C’est un tournant majeur pour l’industrie de la pêche au Sénégal. Suite au non-renouvellement d’un accord entre l’Union Européenne et Dakar, les bateaux battant pavillon européen cesseront de pêcher dans les eaux sénégalaises à partir de dimanche soir. Cette décision, annoncée mardi par l’ambassadeur de l’UE Jean-Marc Pisani, soulève de nombreuses questions quant à l’avenir du secteur halieutique et ses répercussions économiques.
Un “carton jaune” de Bruxelles envers Dakar
Selon le diplomate européen, ce non-renouvellement fait suite à des “défaillances” notifiées le 27 mai par la Commission européenne à l’État du Sénégal dans la lutte contre la pêche illégale. Bruxelles avait en effet adressé un “carton jaune” à Dakar, l’identifiant comme “pays non coopératif” face à la pêche INN (illicite, non déclarée et non réglementée).
L’UE déplorait de “graves lacunes” et des “défaillances dans les dispositifs de suivi, contrôle et surveillance”, tant pour les navires battant pavillon sénégalais en eaux extra-territoriales que pour les navires étrangers au port de Dakar. Des “exportations illégales du Sénégal vers l’UE” étaient également pointées du doigt.

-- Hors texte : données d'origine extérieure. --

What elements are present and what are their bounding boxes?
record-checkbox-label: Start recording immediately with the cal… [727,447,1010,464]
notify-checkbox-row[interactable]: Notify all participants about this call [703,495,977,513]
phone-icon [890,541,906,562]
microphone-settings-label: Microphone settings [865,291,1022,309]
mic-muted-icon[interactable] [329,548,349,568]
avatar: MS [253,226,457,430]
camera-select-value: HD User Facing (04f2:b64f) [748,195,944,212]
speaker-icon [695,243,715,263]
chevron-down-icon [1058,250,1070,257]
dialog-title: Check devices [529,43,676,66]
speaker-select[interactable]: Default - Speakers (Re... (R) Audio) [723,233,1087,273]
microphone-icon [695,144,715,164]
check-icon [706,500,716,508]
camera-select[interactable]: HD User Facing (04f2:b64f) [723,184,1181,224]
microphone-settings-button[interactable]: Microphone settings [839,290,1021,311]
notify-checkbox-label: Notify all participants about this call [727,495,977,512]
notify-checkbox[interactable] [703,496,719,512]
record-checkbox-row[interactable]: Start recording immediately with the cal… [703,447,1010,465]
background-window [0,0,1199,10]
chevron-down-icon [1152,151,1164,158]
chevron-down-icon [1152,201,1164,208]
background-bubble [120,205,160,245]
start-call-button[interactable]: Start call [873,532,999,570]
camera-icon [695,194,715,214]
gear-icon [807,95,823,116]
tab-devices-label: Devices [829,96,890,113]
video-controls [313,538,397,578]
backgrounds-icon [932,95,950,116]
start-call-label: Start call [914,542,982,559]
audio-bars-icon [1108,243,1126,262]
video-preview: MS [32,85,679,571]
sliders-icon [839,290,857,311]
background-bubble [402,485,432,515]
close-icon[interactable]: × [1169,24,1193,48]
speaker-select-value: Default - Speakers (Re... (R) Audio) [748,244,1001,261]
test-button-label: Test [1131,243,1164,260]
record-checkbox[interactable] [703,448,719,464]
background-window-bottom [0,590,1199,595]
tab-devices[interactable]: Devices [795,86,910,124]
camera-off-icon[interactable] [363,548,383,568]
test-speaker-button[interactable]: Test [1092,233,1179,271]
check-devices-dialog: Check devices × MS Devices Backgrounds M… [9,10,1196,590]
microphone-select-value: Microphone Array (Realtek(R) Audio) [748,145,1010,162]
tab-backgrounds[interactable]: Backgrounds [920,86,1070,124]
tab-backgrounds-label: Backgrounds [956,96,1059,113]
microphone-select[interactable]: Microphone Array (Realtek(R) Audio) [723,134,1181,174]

18 bateaux concernés, une perte de 8,5 millions d’euros
Concrètement, cet arrêt de la pêche concernera 18 bateaux espagnols et français, qui pêchent le thon tropical et le merlu. Bien que ne représentant pas une véritable concurrence pour la pêche sénégalaise selon l’ambassadeur Pisani, leur départ signifie toutefois une perte sèche pour l’État sénégalais.
L’accord en vigueur depuis 2019 rapportait en effet une contribution de 8,5 millions d’euros sur cinq ans, à laquelle s’ajoutaient les redevances versées par les armateurs européens. Des sommes non négligeables pour ce secteur crucial de l’économie sénégalaise.
Un secteur en crise, des pêcheurs en colère
Au-delà des chiffres, cette décision intervient dans un contexte de crise profonde pour la pêche sénégalaise. Pilier économique et culturel du pays, le secteur fait vivre directement ou indirectement environ 600 000 Sénégalais sur une population d’environ 18 millions d’habitants.
Mais les quelque 50 000 pêcheurs travaillant essentiellement sur des pirogues traditionnelles dénoncent constamment la concurrence des bateaux-usines contrôlés par des étrangers, auxquels ils imputent la raréfaction du poisson. Une colère qui s’est notamment exprimée lors des dernières élections présidentielle et législatives.
Reconquérir la souveraineté maritime
Le nouveau président Bassirou Diomaye Faye a d’ailleurs fait de la souveraineté maritime un de ses chevaux de bataille, promettant de mettre fin au “pillage” des ressources halieutiques par les navires étrangers. Son Premier ministre Ousmane Sonko a réitéré ces engagements lors de la campagne des législatives.
Reste à savoir si le non-renouvellement de l’accord avec l’UE suffira à apaiser les tensions autour de ce sujet brûlant. D’autant que les 18 bateaux concernés pourront continuer à pêcher dans les eaux des pays voisins comme la Gambie ou la Mauritanie, avec lesquels Bruxelles a des accords similaires.
Vers un nouvel accord dans plusieurs mois ?
Si l’UE se dit ouverte à la négociation d’un nouvel accord, celui-ci ne pourra se faire “du jour au lendemain” selon l’ambassadeur Pisani. Le Sénégal devra d’abord mettre en œuvre un “certain nombre d’actions” pour remédier aux défaillances pointées par Bruxelles, ce qui pourrait prendre “raisonnablement plusieurs mois”.
D’ici là, c’est tout un pan de la coopération économique entre l’UE et le Sénégal qui est suspendu. Avec à la clé de lourdes conséquences sociales et financières pour un secteur déjà en crise, mais aussi peut-être l’opportunité d’une refondation plus équilibrée et durable. L’avenir de la pêche sénégalaise est plus que jamais en jeu.